Childhood trauma also increases the risk of depression and anxiety. It’s worth noting that, though women globally have higher rates of depression and anxiety, men have higher rates of all kinds of SUD. Men are also more likely to end up in the emergency room for illicit drug use than women. 

The Situation for Men

It’s a fact that men are “less emotionally expressive…and engage in more emotion-suppression” than women. Studies have shown that this emotion suppression begins at a young age. Conversations about emotion are framed very differently with young boys than with young girls. Anger is emphasized more than any other emotion in boys, while it is rarely mentioned in girls. 

Girls also have a much broader emotional vocabulary than boys, which is reinforced by conversations with parents. Emotional expressions by boys are more likely to be interpreted as anger than any other emotion. All of this suggests that men aren’t taught emotional intelligence and regulation the same way as women are if they are taught at all. 
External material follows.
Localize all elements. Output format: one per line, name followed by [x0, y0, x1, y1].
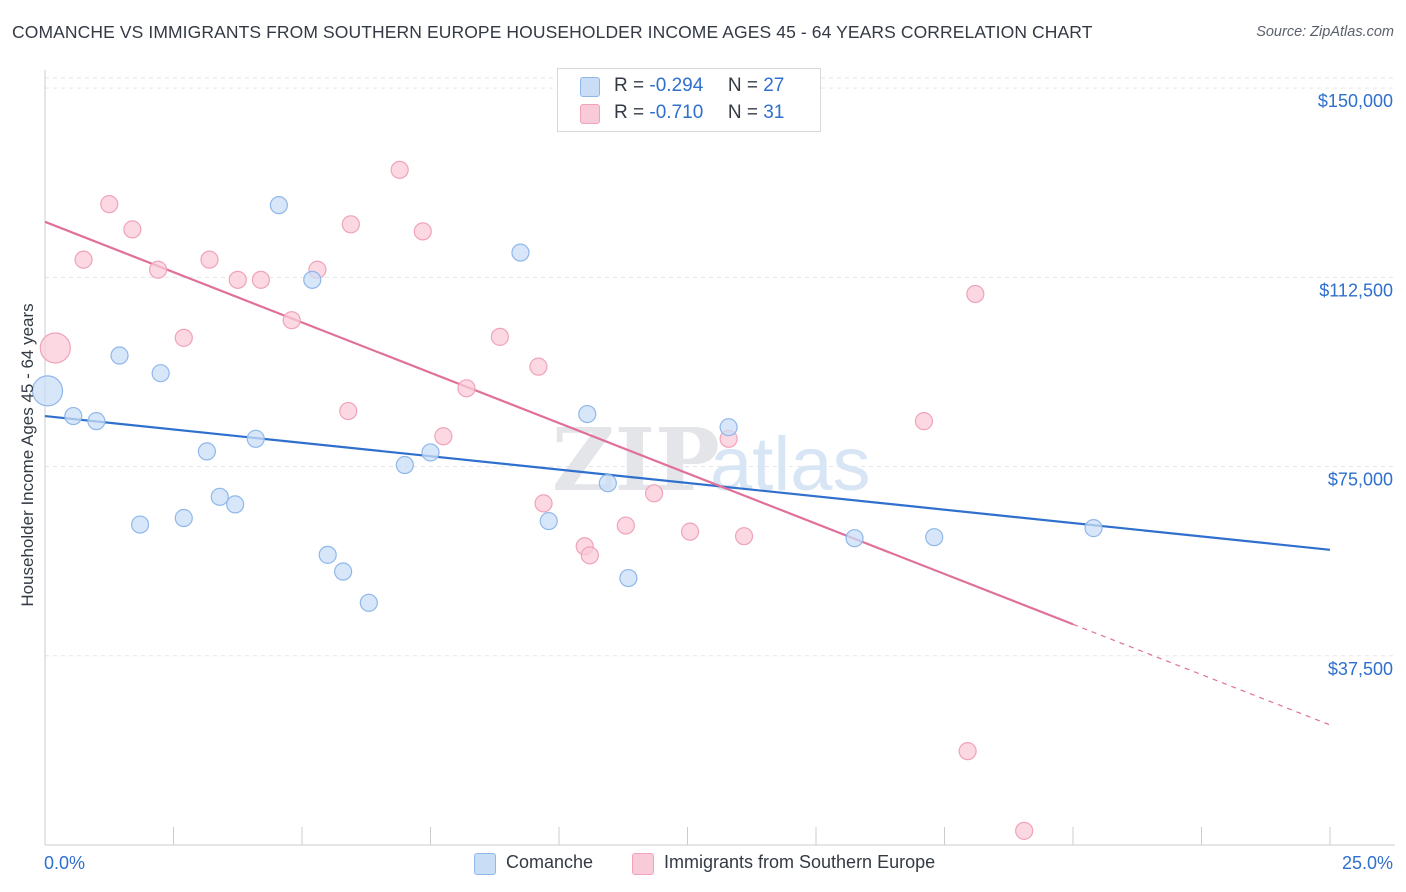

This lack of education has adverse effects on men without trauma, as the study “School-aged Children’s Psychobiological Divergence as a Prospective Predictor of Health Risk Behaviors in Adolescence” by the Journal of Child and Family Studies shows that “children who deny emotional vulnerability are also more likely to become adolescents who engage in health-risk behaviors, such as substance use.” But in men with trauma, the effects can be disastrous.

Men and Childhood Trauma

Childhood trauma increases the risk of emotional deregulation and mental health difficulties. When combined with men’s narrower range of emotions taught in childhood, expressing these difficulties can be a real challenge. Even when men and boys express their thoughts and feelings, they’re often discounted or ridiculed. Men are underdiagnosed with depression and anxiety because of biases concerning men’s emotions. Because of these factors, men worldwide are less likely to seek help for their mental health. 

In addition, men, on average, have fewer close relationships than women. This leaves men without any support system in the face of trauma. Loneliness and hopelessness thrive in this kind of situation. Men are 1.8 times more likely than women to take their own lives. The lack of professional help and support systems often leads to men self-treating with drugs or alcohol, explaining the higher rates of SUD in men. 

To summarize, childhood trauma leads to higher rates of mental health disorders, making it more likely for someone to have a co-occurring SUD. Men already have higher rates of SUD than women. On top of that, they have less close social relationships and more emotional suppression. Add in the stigma attached to expressing feelings and seeking therapy, and men with childhood trauma are left on their own to cope.